Role of Viscous Solvent Confinement in the Tribological Behavior of Polymer Brushes
The aim of this work is to elucidate the phenomena that govern the low friction and wear of oil-compatible polymer-brush coatings. Figure 1 shows the schematic architecture of one of the investigated polymer brushes poly(dodecyl methacrylate) (designated as P12MA). We have used an extended surface forces apparatus (eSFA) to measure the surface forces between two mica surfaces coated with P12MA brushes in three solvents with different viscosities (toluene, hexadecane and EO500 oil), and to determine the swelling ratio in each solvent. Both eSFA and nanoindentation experiments have been used to investigate the mechanical behavior of the polymer brushes, the relaxation phenomena involved, and the effective confinement of viscous fluids within the brush.
Polymer brushes consisting of micrometer-long P12MA chains can impart very low coefficients of friction to surfaces sliding in oil [1,2]. Under harsh tribological conditions, however, this behavior can only be maintained for long periods of time in the presence of highly viscous fluids, which appear to protect the brushes from wear. This behaviour is analogous to the lubricating mechanism in synovial joints, inasmuch as the confinement of pressurized synovial fluid in cartilage is partially responsible for the low wear rate of the system. Structures such as that of P12MA brushes, which are rich in side-chains and possess long backbones, serve as a flow scatterer and enable lubricant confinement within the loaded zone [3]. High viscosity, high sliding or loading speed and long polymer brushes all enhance confinement. Upon lubricant confinement, the apparent elastic modulus is larger than the equilibrium value and it is the fluid that principally carries the applied load, protecting the brushes from wear. It has to be remembered that the liquid is pressurized temporarily and that the load support, as well as the low coefficient of friction, is only observable when the migration of the contact area occurs at sufficiently high speeds. This explains the observed low wear rates observed in tribological experiments in viscous liquids.

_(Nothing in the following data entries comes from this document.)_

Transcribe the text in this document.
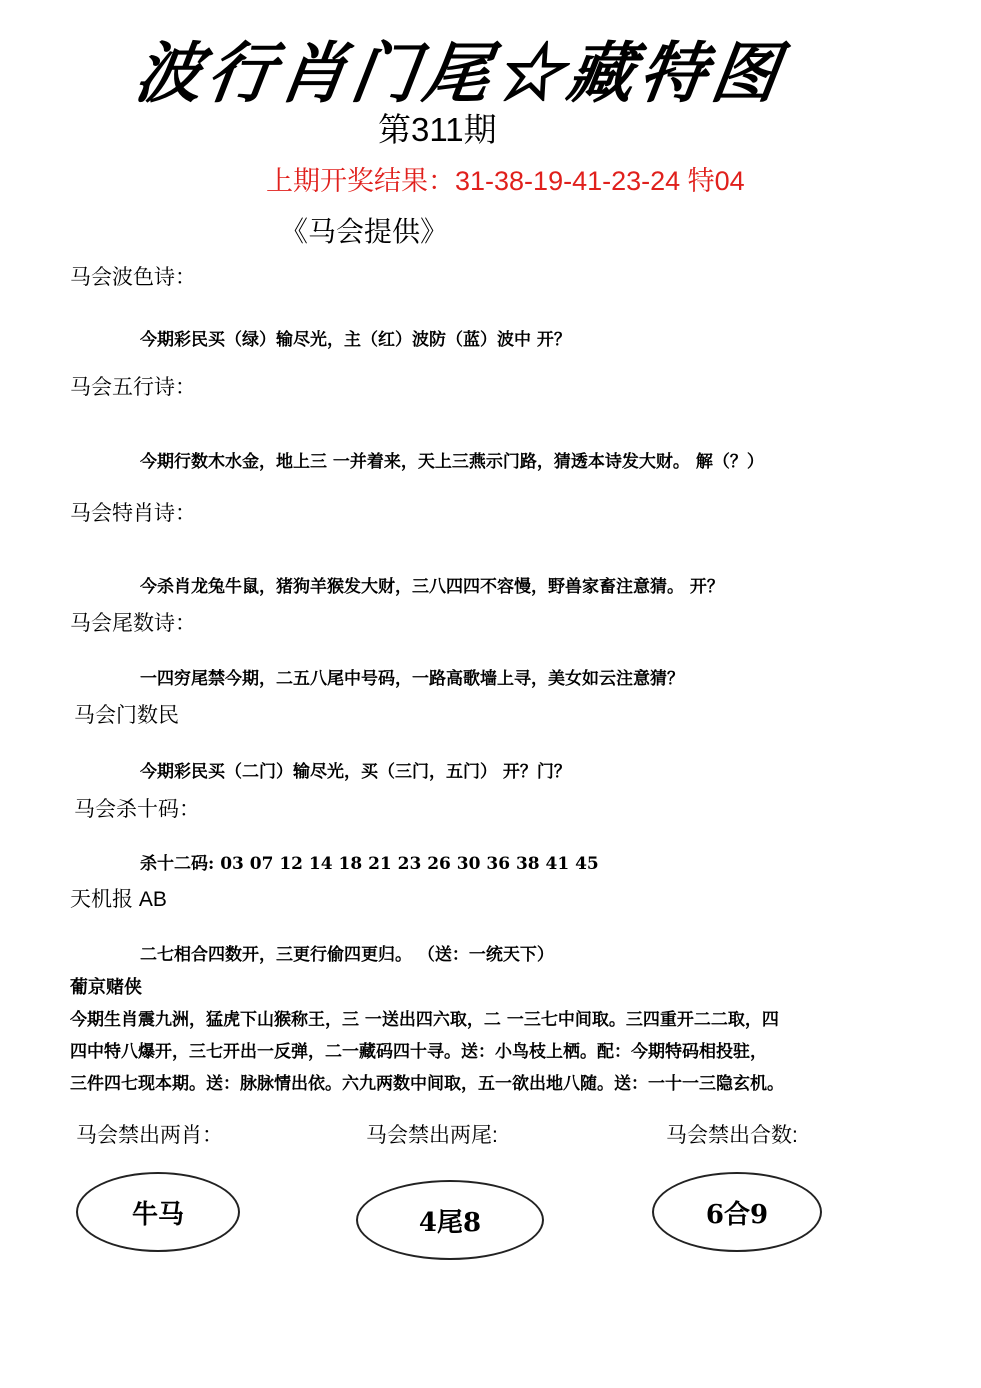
波行肖门尾☆藏特图
第311期
上期开奖结果：31-38-19-41-23-24 特04
《马会提供》
马会波色诗：
今期彩民买（绿）输尽光，主（红）波防（蓝）波中 开？
马会五行诗：
今期行数木水金，地上三 一并着来，天上三燕示门路，猜透本诗发大财。 解（？）
马会特肖诗：
今杀肖龙兔牛鼠，猪狗羊猴发大财，三八四四不容慢，野兽家畜注意猜。 开？
马会尾数诗：
一四穷尾禁今期，二五八尾中号码，一路高歌墙上寻，美女如云注意猜？
马会门数民
今期彩民买（二门）输尽光，买（三门，五门） 开？门？
马会杀十码：
杀十二码: 03 07 12 14 18 21 23 26 30 36 38 41 45
天机报 AB
二七相合四数开，三更行偷四更归。 （送：一统天下）
葡京赌侠
今期生肖震九洲，猛虎下山猴称王，三 一送出四六取，二 一三七中间取。三四重开二二取，四
四中特八爆开，三七开出一反弹，二一藏码四十寻。送：小鸟枝上栖。配：今期特码相投驻，
三件四七现本期。送：脉脉情出依。六九两数中间取，五一欲出地八随。送：一十一三隐玄机。
马会禁出两肖：	马会禁出两尾:	马会禁出合数:
牛马	4尾8	6合9
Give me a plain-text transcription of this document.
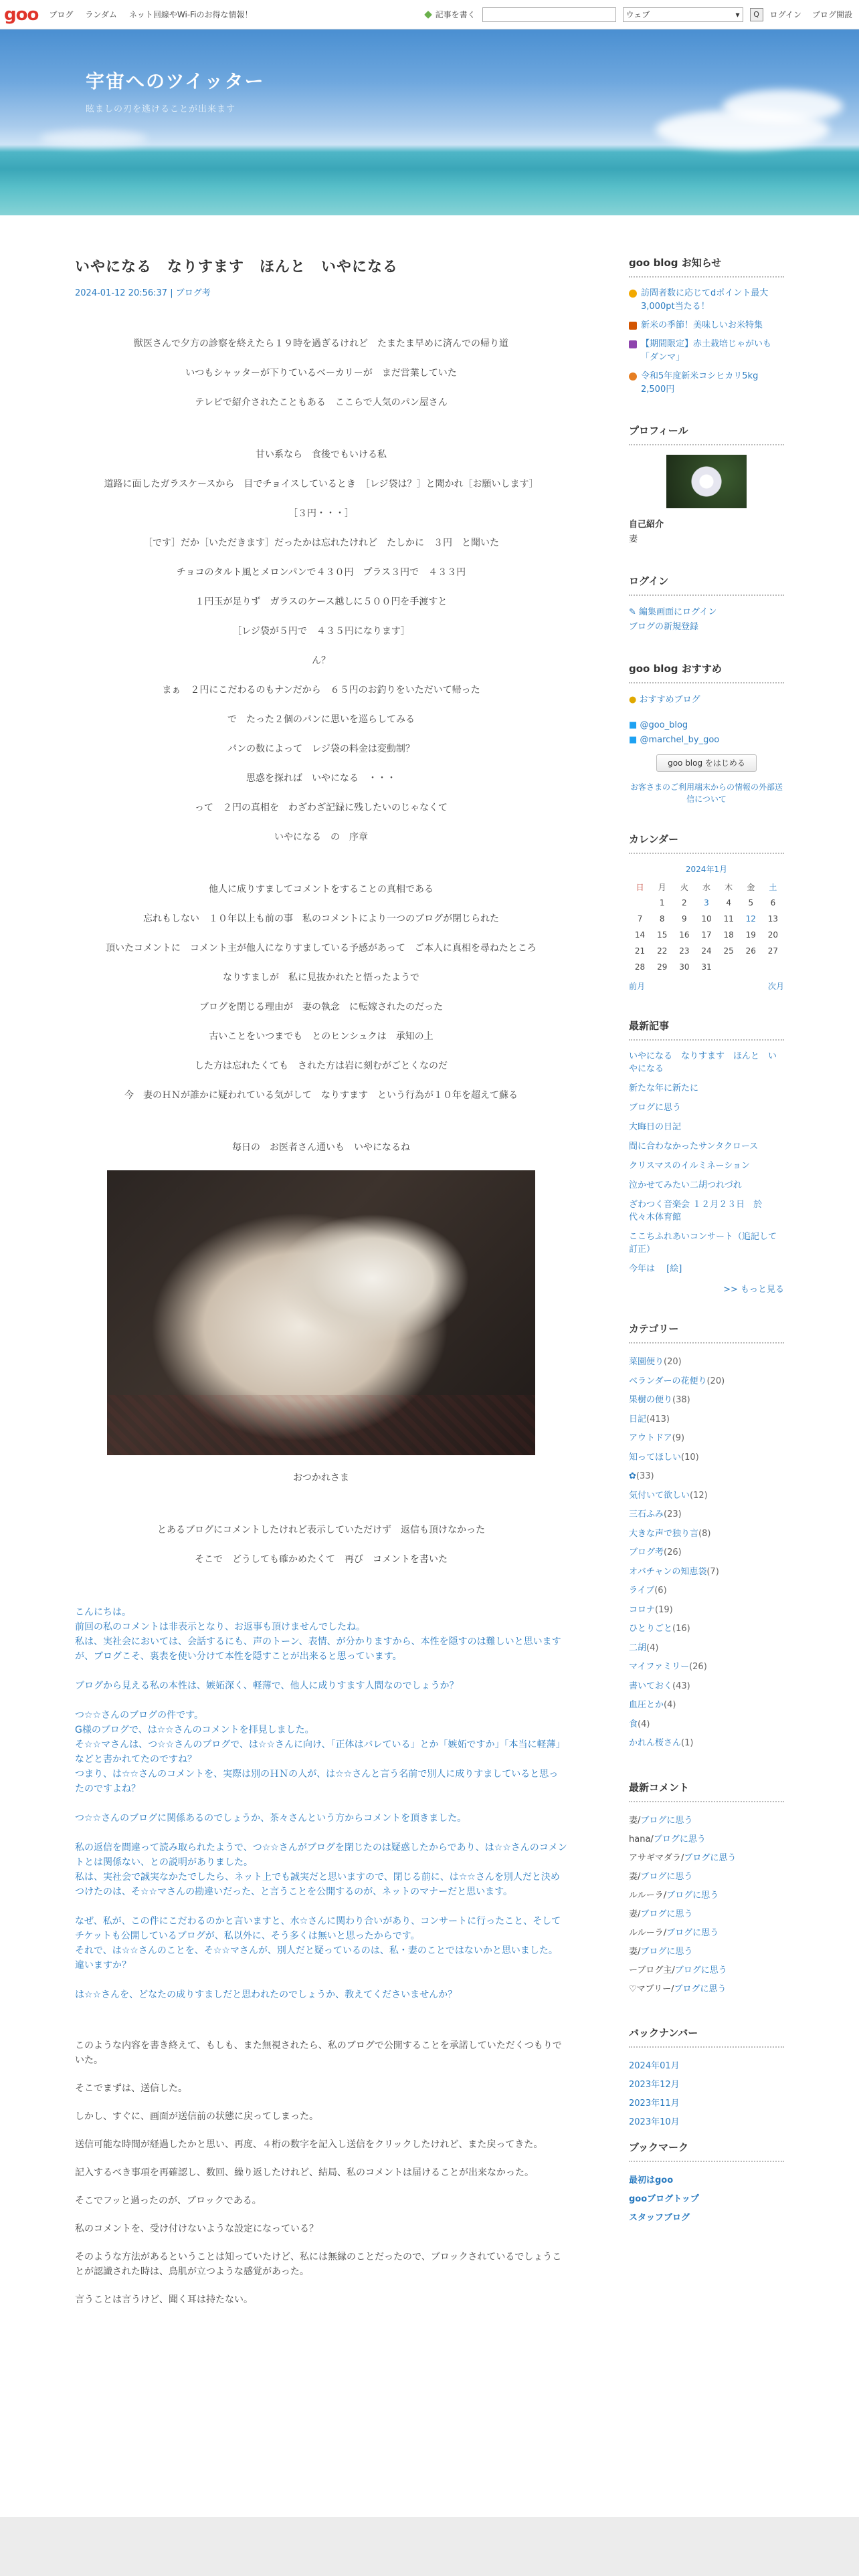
goo ブログ ランダム ネット回線やWi-Fiのお得な情報！	記事を書く	ウェブ	▾ Q ログイン ブログ開設
宇宙へのツイッター
眩ましの刃を逃けることが出来ます
いやになる　なりすます　ほんと　いやになる
2024-01-12 20:56:37 | ブログ考

獣医さんで夕方の診察を終えたら１９時を過ぎるけれど　たまたま早めに済んでの帰り道

いつもシャッターが下りているベーカリーが　まだ営業していた

テレビで紹介されたこともある　ここらで人気のパン屋さん

甘い系なら　食後でもいける私

道路に面したガラスケースから　目でチョイスしているとき　［レジ袋は？］と聞かれ［お願いします］

［３円・・・］

［です］だか［いただきます］だったかは忘れたけれど　たしかに　３円　と聞いた

チョコのタルト風とメロンパンで４３０円　プラス３円で　４３３円

１円玉が足りず　ガラスのケース越しに５００円を手渡すと

［レジ袋が５円で　４３５円になります］

ん？

まぁ　２円にこだわるのもナンだから　６５円のお釣りをいただいて帰った

で　たった２個のパンに思いを巡らしてみる

パンの数によって　レジ袋の料金は変動制？

思惑を探れば　いやになる　・・・

って　２円の真相を　わざわざ記録に残したいのじゃなくて

いやになる　の　序章

他人に成りすましてコメントをすることの真相である

忘れもしない　１０年以上も前の事　私のコメントにより一つのブログが閉じられた

頂いたコメントに　コメント主が他人になりすましている予感があって　ご本人に真相を尋ねたところ

なりすましが　私に見抜かれたと悟ったようで

ブログを閉じる理由が　妻の執念　に転嫁されたのだった

古いことをいつまでも　とのヒンシュクは　承知の上

した方は忘れたくても　された方は岩に刻むがごとくなのだ

今　妻のＨＮが誰かに疑われている気がして　なりすます　という行為が１０年を超えて蘇る

毎日の　お医者さん通いも　いやになるね

おつかれさま

とあるブログにコメントしたけれど表示していただけず　返信も頂けなかった

そこで　どうしても確かめたくて　再び　コメントを書いた

こんにちは。

前回の私のコメントは非表示となり、お返事も頂けませんでしたね。

私は、実社会においては、会話するにも、声のトーン、表情、が分かりますから、本性を隠すのは難しいと思いますが、ブログこそ、裏表を使い分けて本性を隠すことが出来ると思っています。

ブログから見える私の本性は、嫉妬深く、軽薄で、他人に成りすます人間なのでしょうか？

つ☆☆さんのブログの件です。

G様のブログで、は☆☆さんのコメントを拝見しました。

そ☆☆マさんは、つ☆☆さんのブログで、は☆☆さんに向け、「正体はバレている」とか「嫉妬ですか」「本当に軽薄」などと書かれてたのですね？

つまり、は☆☆さんのコメントを、実際は別のＨＮの人が、は☆☆さんと言う名前で別人に成りすましていると思ったのですよね？

つ☆☆さんのブログに関係あるのでしょうか、茶々さんという方からコメントを頂きました。

私の返信を間違って読み取られたようで、つ☆☆さんがブログを閉じたのは疑惑したからであり、は☆☆さんのコメントとは関係ない、との説明がありました。

私は、実社会で誠実なかたでしたら、ネット上でも誠実だと思いますので、閉じる前に、は☆☆さんを別人だと決めつけたのは、そ☆☆マさんの勘違いだった、と言うことを公開するのが、ネットのマナーだと思います。

なぜ、私が、この件にこだわるのかと言いますと、水☆さんに関わり合いがあり、コンサートに行ったこと、そしてチケットも公開しているブログが、私以外に、そう多くは無いと思ったからです。

それで、は☆☆さんのことを、そ☆☆マさんが、別人だと疑っているのは、私・妻のことではないかと思いました。

違いますか？

は☆☆さんを、どなたの成りすましだと思われたのでしょうか、教えてくださいませんか？

このような内容を書き終えて、もしも、また無視されたら、私のブログで公開することを承諾していただくつもりでいた。

そこでまずは、送信した。

しかし、すぐに、画面が送信前の状態に戻ってしまった。

送信可能な時間が経過したかと思い、再度、４桁の数字を記入し送信をクリックしたけれど、また戻ってきた。

記入するべき事項を再確認し、数回、繰り返したけれど、結局、私のコメントは届けることが出来なかった。

そこでフッと過ったのが、ブロックである。

私のコメントを、受け付けないような設定になっている？

そのような方法があるということは知っていたけど、私には無縁のことだったので、ブロックされているでしょうことが認識された時は、鳥肌が立つような感覚があった。

言うことは言うけど、聞く耳は持たない。

goo blog お知らせ
訪問者数に応じてdポイント最大3,000pt当たる！
新米の季節！美味しいお米特集
【期間限定】赤土栽培じゃがいも「ダンマ」
令和5年度新米コシヒカリ5kg 2,500円
プロフィール
自己紹介
妻
ログイン
✎ 編集画面にログイン
ブログの新規登録
goo blog おすすめ
● おすすめブログ
■ @goo_blog
■ @marchel_by_goo
goo blog をはじめる
お客さまのご利用端末からの情報の外部送信について
カレンダー
2024年1月
日	月	火	水	木	金	土
	1	2	3	4	5	6
7	8	9	10	11	12	13
14	15	16	17	18	19	20
21	22	23	24	25	26	27
28	29	30	31			
前月	次月
最新記事
いやになる　なりすます　ほんと　いやになる
新たな年に新たに
ブログに思う
大晦日の日記
間に合わなかったサンタクロース
クリスマスのイルミネーション
泣かせてみたい二胡つれづれ
ざわつく音楽会 １２月２３日　於　代々木体育館
ここちふれあいコンサート（追記して訂正）
今年は　 [絵]
>> もっと見る
カテゴリー
菜園便り(20)
ベランダーの花便り(20)
果樹の便り(38)
日記(413)
アウトドア(9)
知ってほしい(10)
✿(33)
気付いて欲しい(12)
三石ふみ(23)
大きな声で独り言(8)
ブログ考(26)
オバチャンの知恵袋(7)
ライブ(6)
コロナ(19)
ひとりごと(16)
二胡(4)
マイファミリー(26)
書いておく(43)
血圧とか(4)
食(4)
かれん桜さん(1)
最新コメント
妻/ブログに思う
hana/ブログに思う
アサギマダラ/ブログに思う
妻/ブログに思う
ルルーラ/ブログに思う
妻/ブログに思う
ルルーラ/ブログに思う
妻/ブログに思う
ーブログ主/ブログに思う
♡マブリー/ブログに思う
バックナンバー
2024年01月
2023年12月
2023年11月
2023年10月
ブックマーク
最初はgoo
gooブログトップ
スタッフブログ
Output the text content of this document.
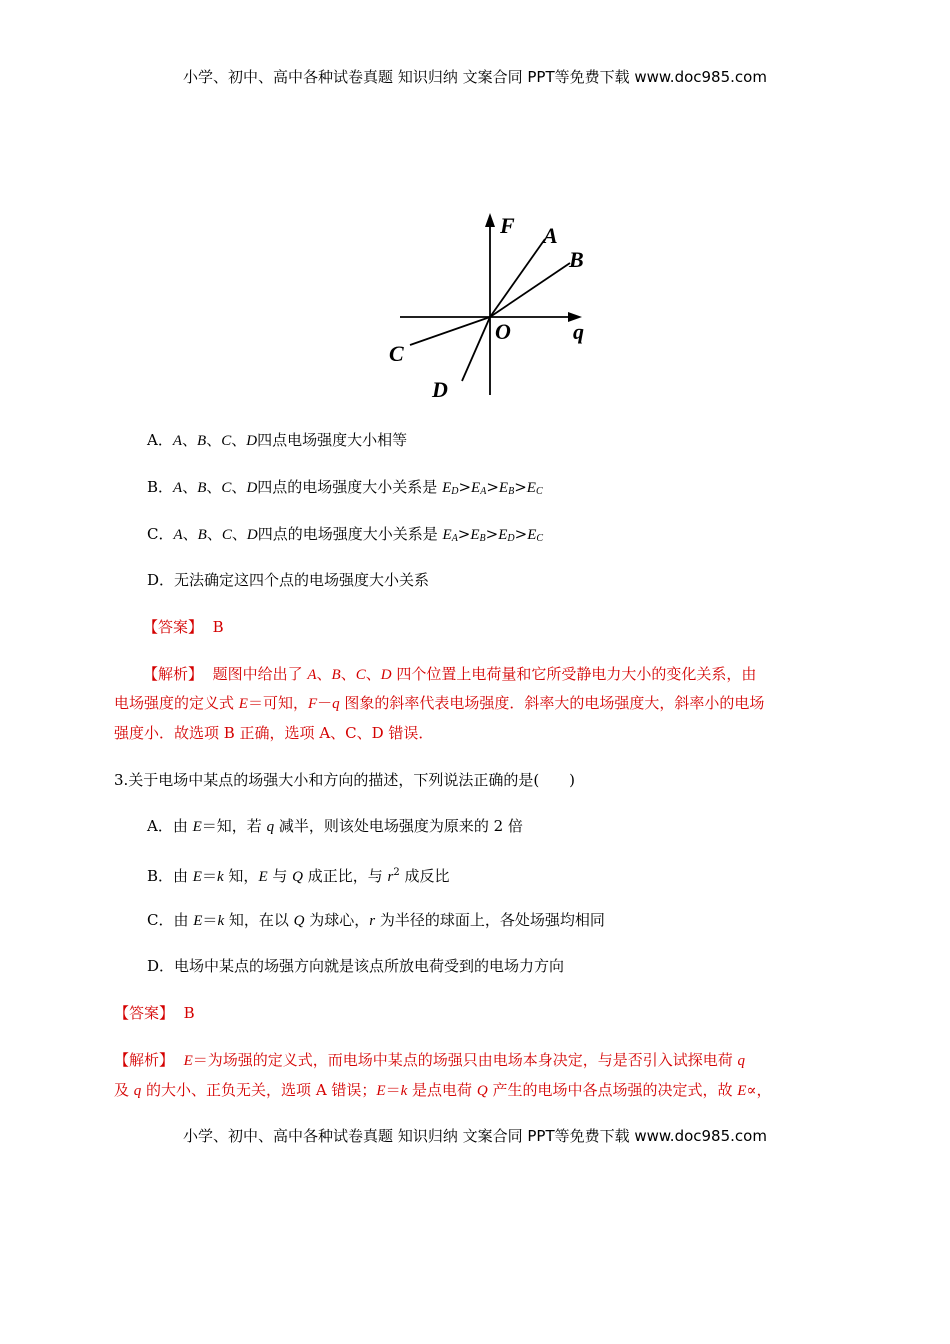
小学、初中、高中各种试卷真题 知识归纳 文案合同 PPT等免费下载 www.doc985.com
F A
B
O	q
C
D
A．A、B、C、D四点电场强度大小相等
B．A、B、C、D四点的电场强度大小关系是 $E_D>E_A>E_B>E_C$
C．A、B、C、D四点的电场强度大小关系是 $E_A>E_B>E_D>E_C$
D．无法确定这四个点的电场强度大小关系
【答案】 B
【解析】 题图中给出了 A、B、C、D 四个位置上电荷量和它所受静电力大小的变化关系，由
电场强度的定义式 E＝可知，F－q 图象的斜率代表电场强度．斜率大的电场强度大，斜率小的电场
强度小．故选项 B 正确，选项 A、C、D 错误．
3.关于电场中某点的场强大小和方向的描述，下列说法正确的是(　　)
A．由 E＝知，若 q 减半，则该处电场强度为原来的 2 倍
B．由 E＝k 知，E 与 Q 成正比，与 $r^2$ 成反比
C．由 E＝k 知，在以 Q 为球心，r 为半径的球面上，各处场强均相同
D．电场中某点的场强方向就是该点所放电荷受到的电场力方向
【答案】 B
【解析】 E＝为场强的定义式，而电场中某点的场强只由电场本身决定，与是否引入试探电荷 q
及 q 的大小、正负无关，选项 A 错误；E＝k 是点电荷 Q 产生的电场中各点场强的决定式，故 E∝，
小学、初中、高中各种试卷真题 知识归纳 文案合同 PPT等免费下载 www.doc985.com
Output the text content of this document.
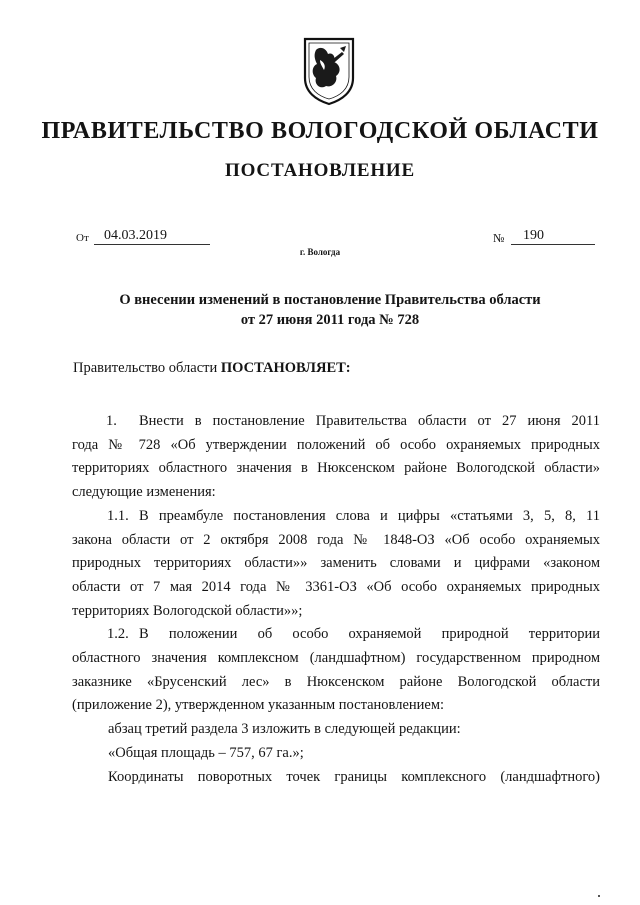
ПРАВИТЕЛЬСТВО ВОЛОГОДСКОЙ ОБЛАСТИ
ПОСТАНОВЛЕНИЕ
От	04.03.2019	№	190
г. Вологда
О внесении изменений в постановление Правительства области
от 27 июня 2011 года № 728
Правительство области ПОСТАНОВЛЯЕТ:
1. Внести в постановление Правительства области от 27 июня 2011
года № 728 «Об утверждении положений об особо охраняемых природных
территориях областного значения в Нюксенском районе Вологодской области»
следующие изменения:
1.1. В преамбуле постановления слова и цифры «статьями 3, 5, 8, 11
закона области от 2 октября 2008 года № 1848-ОЗ «Об особо охраняемых
природных территориях области»» заменить словами и цифрами «законом
области от 7 мая 2014 года № 3361-ОЗ «Об особо охраняемых природных
территориях Вологодской области»»;
1.2. В положении об особо охраняемой природной территории
областного значения комплексном (ландшафтном) государственном природном
заказнике «Брусенский лес» в Нюксенском районе Вологодской области
(приложение 2), утвержденном указанным постановлением:
абзац третий раздела 3 изложить в следующей редакции:
«Общая площадь – 757, 67 га.»;
Координаты поворотных точек границы комплексного (ландшафтного)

The goal of the current studies is to elucidate the behavior of polymer-brush lubrication systems by combining the mentioned experimental techniques with Finite Element modeling studies, and to move towards the establishment of design rules for the brush-based lubrication of machines. We plan to investigate both aqueous and oil-based brush systems, and to this end we will be synthesizing appropriate brushes, in a variety of grafting densities and molecular weights and various branching architectures, in order to investigate the influence of this factor on the confinement behavior.
References
- Bielecki RM, Benetti EM, Kumar D, Spencer ND (2012) "Lubrication with Oil-Compatible Polymer Brushes". Tribol Lett 45 (3), 477-487.
- Bielecki RM, Crobu M, Spencer ND (2013a) "Polymer-Brush Lubrication in Oil: Sliding Beyond the Stribeck Curve". Tribol Lett 49 (1), 263-272.
- Rosa M. Espinosa-Marzal, Robert Bielecki, Nicholas D. Spencer. Understanding the role of viscous solvent confinement in the tribological behavior of polymer brushes: a bioinspired approach. Submitted to Soft Matter, 2013.